Viewing Taiwan's reform of its judicial system with respect to Kant's Copernicus turn, we are easily to conclude that the reform bounds to fail its goal. If the goal is to guarantee people the right to fair trials. It is not the reform should conform to the existing judicial system setting, but the existing judicial system should conform to the reform.
Where there is a prolonged and persistent dispute between two persons, it is often the case that the disputants are really in agreement about an assumption, hypothesis, premise, fundamental to their argument, which is false. They share a common but false premise. To jump out the slump is to negate the common false premise. In doing so, there exists a third possibility - the "Ramsey's Maxim," originated from the dialectic methodology.
The common false premise, with respect with Taiwan's judicial reform, between the reform side and the old guard side is that both sides agree on the existing judicial system setting is suitable and consistent with Taiwan's Constitution. What I mean by "the existing judicial system setting" is that a tribunal is composed of a judge, a defendant and a prosecutor, and with the judge is the arbitrator. The problem of the setting that a judge be an arbitrator comes from three folds. First, what does a judge's power to settle a dispute come from? Next, have a judge have the superior faculty to make the judgment to a dispute than that by common people? Last, what does arbitration by a judge mean?

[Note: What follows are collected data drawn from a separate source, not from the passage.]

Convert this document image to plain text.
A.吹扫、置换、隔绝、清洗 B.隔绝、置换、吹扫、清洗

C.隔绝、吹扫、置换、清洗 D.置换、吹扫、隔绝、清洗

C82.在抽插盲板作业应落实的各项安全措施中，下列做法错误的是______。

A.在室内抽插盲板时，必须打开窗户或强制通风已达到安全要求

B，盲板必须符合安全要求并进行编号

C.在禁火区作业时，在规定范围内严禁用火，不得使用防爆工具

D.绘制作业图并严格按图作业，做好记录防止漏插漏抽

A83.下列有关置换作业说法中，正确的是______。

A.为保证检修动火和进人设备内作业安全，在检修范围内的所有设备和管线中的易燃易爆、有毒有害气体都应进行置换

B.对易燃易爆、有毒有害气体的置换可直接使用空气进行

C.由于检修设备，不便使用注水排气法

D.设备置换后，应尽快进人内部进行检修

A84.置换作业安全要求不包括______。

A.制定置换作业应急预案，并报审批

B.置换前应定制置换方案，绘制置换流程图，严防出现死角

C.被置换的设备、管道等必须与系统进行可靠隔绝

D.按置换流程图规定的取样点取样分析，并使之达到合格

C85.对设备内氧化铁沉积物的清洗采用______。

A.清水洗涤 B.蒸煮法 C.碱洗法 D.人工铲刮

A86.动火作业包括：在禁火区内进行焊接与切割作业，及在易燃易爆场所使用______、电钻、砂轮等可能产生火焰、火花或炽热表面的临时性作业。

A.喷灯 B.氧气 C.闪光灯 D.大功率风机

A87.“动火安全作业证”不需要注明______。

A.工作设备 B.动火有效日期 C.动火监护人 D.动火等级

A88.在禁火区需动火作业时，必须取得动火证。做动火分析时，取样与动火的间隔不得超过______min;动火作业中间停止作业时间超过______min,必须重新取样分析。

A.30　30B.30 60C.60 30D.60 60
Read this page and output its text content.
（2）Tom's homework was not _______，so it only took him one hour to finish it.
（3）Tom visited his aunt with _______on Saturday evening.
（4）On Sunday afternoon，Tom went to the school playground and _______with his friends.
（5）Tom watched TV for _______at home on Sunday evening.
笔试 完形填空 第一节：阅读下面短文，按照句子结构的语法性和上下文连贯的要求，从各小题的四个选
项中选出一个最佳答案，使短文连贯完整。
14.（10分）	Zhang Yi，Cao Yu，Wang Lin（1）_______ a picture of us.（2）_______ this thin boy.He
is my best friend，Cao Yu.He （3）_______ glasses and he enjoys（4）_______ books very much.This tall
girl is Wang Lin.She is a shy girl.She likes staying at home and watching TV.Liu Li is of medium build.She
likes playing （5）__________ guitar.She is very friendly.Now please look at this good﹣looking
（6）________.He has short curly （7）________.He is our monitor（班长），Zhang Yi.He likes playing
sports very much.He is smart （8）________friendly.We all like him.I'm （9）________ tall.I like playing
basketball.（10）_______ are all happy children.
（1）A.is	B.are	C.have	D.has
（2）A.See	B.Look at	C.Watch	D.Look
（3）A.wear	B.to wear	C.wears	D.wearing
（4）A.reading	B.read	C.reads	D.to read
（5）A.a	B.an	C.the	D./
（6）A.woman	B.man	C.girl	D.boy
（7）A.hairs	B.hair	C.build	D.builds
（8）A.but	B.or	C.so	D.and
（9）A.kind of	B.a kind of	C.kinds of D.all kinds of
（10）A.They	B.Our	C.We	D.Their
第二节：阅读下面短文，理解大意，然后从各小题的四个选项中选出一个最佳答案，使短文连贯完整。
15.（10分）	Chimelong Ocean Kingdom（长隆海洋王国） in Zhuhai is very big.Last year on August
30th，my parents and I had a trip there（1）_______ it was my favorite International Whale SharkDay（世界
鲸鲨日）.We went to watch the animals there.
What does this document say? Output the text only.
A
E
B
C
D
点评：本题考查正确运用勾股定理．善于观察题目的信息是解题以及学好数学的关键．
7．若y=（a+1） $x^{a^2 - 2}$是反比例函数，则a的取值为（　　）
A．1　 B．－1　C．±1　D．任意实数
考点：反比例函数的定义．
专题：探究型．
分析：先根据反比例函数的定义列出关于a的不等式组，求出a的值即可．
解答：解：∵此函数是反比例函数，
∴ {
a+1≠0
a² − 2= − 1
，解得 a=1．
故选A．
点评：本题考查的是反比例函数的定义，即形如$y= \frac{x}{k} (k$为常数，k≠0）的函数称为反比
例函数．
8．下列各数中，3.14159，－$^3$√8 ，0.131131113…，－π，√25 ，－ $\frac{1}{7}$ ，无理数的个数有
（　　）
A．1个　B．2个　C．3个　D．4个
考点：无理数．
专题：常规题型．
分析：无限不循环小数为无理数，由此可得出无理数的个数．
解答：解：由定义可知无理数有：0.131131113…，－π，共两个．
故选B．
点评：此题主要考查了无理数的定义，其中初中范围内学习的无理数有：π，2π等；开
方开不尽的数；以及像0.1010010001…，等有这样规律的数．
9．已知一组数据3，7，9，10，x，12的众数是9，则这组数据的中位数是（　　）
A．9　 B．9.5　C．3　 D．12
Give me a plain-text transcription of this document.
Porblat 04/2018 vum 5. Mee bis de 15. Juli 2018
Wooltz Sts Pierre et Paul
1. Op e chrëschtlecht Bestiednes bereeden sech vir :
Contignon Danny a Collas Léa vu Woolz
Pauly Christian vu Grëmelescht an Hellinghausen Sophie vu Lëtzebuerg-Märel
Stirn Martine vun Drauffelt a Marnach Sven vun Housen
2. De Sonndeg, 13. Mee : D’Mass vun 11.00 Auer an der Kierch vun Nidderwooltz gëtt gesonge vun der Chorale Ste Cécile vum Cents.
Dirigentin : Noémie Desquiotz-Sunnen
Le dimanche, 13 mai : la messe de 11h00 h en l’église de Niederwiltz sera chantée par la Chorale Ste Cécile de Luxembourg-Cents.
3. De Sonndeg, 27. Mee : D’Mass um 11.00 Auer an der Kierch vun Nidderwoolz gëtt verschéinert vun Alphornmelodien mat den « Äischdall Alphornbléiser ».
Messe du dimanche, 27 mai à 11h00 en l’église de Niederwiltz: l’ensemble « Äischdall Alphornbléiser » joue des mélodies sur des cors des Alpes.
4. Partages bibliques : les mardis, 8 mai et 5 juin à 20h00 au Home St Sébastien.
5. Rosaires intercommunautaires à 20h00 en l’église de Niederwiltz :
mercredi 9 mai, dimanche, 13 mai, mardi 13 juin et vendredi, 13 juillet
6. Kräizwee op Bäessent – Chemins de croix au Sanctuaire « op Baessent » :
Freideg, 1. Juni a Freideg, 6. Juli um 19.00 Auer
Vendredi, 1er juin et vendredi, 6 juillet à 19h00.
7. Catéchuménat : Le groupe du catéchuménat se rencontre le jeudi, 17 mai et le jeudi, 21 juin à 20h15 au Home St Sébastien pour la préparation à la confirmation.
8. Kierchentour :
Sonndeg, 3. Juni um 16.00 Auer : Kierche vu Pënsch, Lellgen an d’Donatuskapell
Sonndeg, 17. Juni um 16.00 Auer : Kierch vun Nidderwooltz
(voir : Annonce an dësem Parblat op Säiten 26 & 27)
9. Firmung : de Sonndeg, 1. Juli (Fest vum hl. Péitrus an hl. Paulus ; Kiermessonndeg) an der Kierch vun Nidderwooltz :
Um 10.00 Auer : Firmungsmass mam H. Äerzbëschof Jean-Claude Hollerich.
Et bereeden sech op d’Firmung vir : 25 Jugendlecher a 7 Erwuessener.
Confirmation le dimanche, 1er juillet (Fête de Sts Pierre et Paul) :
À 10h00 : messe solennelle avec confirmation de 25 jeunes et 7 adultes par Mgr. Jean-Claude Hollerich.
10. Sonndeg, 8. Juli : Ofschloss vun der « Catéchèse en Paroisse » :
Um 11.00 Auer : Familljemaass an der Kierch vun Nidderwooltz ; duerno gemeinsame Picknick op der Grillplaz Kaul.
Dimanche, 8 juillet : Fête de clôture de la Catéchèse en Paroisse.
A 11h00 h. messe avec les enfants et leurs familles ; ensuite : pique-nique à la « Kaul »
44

1. First, what does the judge's power to settle a dispute come from?
UN's charter of basic human rights states people of any country should have the basic right to enjoy a fair trial. The arbitration by a judge certainly violates this human right notion. The main reason is there is no difference between a judge's judgment and any common people's judgment. A judge's knowledge of law will not make his judgment superior than that of a common people. Given another judge with equally knowledgeable of law may render a different judgment. Following this view, judges' power to settle a dispute not come from their superior judgment ability, but from the democratic system grants judges the power. Ultimately, a judge's authority comes from the people who grant him the power through legislation. People legislate to grant judges' judgment authority, for sure, people may legislate NOT to grant judges such power - the power to determine an outcome of a trial. This means a judge has the regulative power to preside the trial, but does not have the constitutive power to determine the outcome of the trial.